Меня охватила душевная оторопь, с неизбежностью овладевающая всяким разумным человеком, который очутился на суде и со всех сторон омываем океаном соленой риторики, бьющимся о выветренные утесы метафоры. Под монотонное чтение Фанния я изучал лица: Магн медленно разгорался, словно тлеющий уголек, Эруций был напыщен и явно скучал, Тирон пытался подавить волнение, Руф выглядел ребенком в окружении стольких седых юристов. Между тем Цицерон сохранял безмятежное и необъяснимое спокойствие, тогда как Секст Росций нервно озирал толпу, словно загнанное, раненое животное, потерявшее слишком много крови, чтобы дать бой.

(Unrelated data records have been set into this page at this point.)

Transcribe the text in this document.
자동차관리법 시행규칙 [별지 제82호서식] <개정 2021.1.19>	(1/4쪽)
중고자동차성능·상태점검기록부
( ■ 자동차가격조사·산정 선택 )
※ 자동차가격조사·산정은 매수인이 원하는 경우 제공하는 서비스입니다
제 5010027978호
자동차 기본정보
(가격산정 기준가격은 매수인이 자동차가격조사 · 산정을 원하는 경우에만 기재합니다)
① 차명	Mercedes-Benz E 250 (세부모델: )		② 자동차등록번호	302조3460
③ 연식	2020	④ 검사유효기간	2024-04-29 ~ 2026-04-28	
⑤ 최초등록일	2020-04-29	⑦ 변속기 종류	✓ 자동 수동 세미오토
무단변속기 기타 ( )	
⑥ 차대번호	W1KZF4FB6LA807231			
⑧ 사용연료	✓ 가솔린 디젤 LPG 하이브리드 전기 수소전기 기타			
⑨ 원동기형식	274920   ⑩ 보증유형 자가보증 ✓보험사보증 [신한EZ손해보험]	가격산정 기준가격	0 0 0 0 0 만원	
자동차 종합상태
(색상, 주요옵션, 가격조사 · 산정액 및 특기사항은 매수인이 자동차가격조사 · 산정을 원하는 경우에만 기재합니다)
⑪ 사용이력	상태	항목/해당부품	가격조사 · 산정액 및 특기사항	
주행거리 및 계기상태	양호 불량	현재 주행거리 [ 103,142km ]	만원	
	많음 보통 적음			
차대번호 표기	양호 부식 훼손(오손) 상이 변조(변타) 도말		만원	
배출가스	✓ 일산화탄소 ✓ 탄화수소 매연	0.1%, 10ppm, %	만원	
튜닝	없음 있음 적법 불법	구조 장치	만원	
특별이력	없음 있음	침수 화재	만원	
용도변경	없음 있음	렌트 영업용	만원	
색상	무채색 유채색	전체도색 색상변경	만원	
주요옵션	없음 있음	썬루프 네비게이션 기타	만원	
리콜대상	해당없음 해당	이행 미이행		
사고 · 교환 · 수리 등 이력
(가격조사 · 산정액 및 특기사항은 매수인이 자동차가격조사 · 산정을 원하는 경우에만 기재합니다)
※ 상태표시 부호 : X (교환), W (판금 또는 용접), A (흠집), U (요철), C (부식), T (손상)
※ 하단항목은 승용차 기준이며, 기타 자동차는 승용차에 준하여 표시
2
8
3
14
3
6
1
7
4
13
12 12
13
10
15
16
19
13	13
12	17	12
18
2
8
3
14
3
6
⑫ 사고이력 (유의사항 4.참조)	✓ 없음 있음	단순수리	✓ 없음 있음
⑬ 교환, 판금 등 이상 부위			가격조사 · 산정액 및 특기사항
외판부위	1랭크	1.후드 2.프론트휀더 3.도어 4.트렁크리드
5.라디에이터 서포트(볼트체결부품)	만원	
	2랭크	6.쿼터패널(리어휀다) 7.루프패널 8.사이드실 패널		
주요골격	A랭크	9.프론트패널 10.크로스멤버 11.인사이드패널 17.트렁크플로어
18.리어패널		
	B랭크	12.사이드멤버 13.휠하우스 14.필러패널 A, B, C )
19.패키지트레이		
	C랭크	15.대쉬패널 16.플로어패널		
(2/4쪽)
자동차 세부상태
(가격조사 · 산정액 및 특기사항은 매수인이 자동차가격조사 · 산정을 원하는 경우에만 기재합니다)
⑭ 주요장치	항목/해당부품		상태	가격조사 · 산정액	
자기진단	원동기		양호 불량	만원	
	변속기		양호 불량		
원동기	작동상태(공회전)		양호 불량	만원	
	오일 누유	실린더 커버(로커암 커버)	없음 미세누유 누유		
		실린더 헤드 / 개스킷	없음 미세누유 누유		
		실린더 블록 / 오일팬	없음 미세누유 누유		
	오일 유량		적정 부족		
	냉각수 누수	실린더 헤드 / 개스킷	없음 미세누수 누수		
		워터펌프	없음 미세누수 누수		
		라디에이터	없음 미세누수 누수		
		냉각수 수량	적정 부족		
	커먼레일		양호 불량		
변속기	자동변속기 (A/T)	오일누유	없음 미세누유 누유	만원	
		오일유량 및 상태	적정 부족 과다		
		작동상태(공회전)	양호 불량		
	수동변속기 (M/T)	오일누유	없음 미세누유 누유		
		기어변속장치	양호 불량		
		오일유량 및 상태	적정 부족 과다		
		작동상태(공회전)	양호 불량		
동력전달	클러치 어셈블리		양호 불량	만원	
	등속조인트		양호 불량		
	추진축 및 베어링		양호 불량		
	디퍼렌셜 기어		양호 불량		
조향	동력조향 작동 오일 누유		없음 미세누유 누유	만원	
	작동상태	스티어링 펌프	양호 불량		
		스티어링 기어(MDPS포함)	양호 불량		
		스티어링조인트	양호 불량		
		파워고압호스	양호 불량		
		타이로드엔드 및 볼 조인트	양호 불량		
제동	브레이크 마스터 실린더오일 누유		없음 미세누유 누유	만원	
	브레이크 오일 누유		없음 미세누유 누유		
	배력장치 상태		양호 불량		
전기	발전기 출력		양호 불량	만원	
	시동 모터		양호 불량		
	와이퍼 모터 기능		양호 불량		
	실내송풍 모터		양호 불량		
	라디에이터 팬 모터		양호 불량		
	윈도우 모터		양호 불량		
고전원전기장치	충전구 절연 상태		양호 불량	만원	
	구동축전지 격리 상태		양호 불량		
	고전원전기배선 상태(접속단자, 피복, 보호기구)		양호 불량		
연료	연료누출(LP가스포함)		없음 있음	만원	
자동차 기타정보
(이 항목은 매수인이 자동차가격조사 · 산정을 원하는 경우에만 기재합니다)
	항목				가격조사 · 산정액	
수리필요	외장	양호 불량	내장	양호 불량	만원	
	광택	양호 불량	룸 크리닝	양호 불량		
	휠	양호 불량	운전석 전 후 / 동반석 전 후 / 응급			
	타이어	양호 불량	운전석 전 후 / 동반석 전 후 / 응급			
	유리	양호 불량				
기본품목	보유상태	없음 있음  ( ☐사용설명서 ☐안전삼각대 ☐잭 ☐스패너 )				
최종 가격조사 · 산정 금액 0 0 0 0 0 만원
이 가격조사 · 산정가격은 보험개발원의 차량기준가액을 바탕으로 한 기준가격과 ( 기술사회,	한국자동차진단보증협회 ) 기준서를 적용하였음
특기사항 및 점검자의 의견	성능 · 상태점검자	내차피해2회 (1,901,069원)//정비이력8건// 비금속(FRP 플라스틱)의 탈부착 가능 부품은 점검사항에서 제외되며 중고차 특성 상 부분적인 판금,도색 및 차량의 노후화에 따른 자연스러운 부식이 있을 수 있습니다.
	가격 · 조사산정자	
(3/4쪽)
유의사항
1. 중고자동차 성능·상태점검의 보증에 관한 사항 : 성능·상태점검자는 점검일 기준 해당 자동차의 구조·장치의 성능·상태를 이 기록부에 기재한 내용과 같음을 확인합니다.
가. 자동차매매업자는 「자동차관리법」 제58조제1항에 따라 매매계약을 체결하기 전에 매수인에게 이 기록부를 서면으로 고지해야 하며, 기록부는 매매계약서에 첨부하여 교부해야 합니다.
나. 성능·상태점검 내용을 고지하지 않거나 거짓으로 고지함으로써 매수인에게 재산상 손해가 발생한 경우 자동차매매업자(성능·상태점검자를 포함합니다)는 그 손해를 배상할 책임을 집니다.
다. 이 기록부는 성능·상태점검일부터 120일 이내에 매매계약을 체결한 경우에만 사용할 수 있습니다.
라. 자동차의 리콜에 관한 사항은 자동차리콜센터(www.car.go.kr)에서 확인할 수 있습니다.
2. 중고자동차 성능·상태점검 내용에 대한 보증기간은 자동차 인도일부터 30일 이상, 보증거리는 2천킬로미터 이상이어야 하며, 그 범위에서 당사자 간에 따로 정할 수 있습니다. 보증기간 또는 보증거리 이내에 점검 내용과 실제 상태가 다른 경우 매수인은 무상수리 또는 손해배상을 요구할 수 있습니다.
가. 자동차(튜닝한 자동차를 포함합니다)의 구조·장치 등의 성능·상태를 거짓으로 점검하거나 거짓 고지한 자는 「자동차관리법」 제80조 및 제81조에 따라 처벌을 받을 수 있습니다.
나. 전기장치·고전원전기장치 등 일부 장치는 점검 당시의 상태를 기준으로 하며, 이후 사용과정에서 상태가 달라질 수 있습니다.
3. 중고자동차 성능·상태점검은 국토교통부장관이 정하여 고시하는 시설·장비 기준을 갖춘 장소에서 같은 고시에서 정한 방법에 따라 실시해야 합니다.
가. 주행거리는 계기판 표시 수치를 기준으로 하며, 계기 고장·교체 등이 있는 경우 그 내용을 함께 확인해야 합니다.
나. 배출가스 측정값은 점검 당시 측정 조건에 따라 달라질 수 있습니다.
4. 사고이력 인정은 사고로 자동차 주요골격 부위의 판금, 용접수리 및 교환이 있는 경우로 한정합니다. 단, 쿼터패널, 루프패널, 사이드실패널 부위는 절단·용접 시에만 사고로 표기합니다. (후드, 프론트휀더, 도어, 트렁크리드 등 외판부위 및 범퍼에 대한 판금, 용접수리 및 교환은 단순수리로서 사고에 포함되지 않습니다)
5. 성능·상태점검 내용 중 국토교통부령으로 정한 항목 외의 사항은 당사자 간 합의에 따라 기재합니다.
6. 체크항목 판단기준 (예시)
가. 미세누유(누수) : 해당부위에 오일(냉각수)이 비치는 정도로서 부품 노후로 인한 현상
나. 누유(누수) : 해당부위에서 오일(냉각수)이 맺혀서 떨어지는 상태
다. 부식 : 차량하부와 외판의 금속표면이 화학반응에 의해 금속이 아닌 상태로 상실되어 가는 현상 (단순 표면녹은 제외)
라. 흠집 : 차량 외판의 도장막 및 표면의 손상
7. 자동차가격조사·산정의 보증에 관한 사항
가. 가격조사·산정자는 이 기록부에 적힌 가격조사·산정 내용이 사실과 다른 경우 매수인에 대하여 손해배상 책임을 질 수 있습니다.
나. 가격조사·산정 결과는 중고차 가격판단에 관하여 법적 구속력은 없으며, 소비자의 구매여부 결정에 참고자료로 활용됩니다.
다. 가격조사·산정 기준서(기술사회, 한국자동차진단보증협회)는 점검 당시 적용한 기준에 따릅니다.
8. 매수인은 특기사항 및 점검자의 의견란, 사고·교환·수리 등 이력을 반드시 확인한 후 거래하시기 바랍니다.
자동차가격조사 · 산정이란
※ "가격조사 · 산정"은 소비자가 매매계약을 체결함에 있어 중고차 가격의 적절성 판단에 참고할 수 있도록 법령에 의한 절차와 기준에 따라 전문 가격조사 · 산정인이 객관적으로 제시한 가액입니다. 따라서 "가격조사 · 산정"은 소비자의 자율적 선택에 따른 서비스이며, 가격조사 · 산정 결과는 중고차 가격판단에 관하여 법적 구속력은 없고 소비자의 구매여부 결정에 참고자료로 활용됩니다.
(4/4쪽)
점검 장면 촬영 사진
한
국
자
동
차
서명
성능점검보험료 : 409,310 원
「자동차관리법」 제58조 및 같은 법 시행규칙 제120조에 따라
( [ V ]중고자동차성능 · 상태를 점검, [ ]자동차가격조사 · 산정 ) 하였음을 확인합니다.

Фанний закончил и занял свое место среди судей. Гай Эруций поднялся со скамьи обвинителя и с трудом понес свое дородное тело по ступенькам. Он тяжело отдувался и глубоко дышал. Судьи отложили бумаги в сторону и смолкли. Толпа затихла.

— Уважаемые судьи, избранные члены сената, сегодня я пришел сюда с задачей как нельзя менее приятной. Ибо есть ли что-нибудь приятное в том, чтобы обвинить человека в убийстве? И все же такова одна из необходимых обязанностей, время от времени падающая на плечи тех, кто добивается соблюдения законов.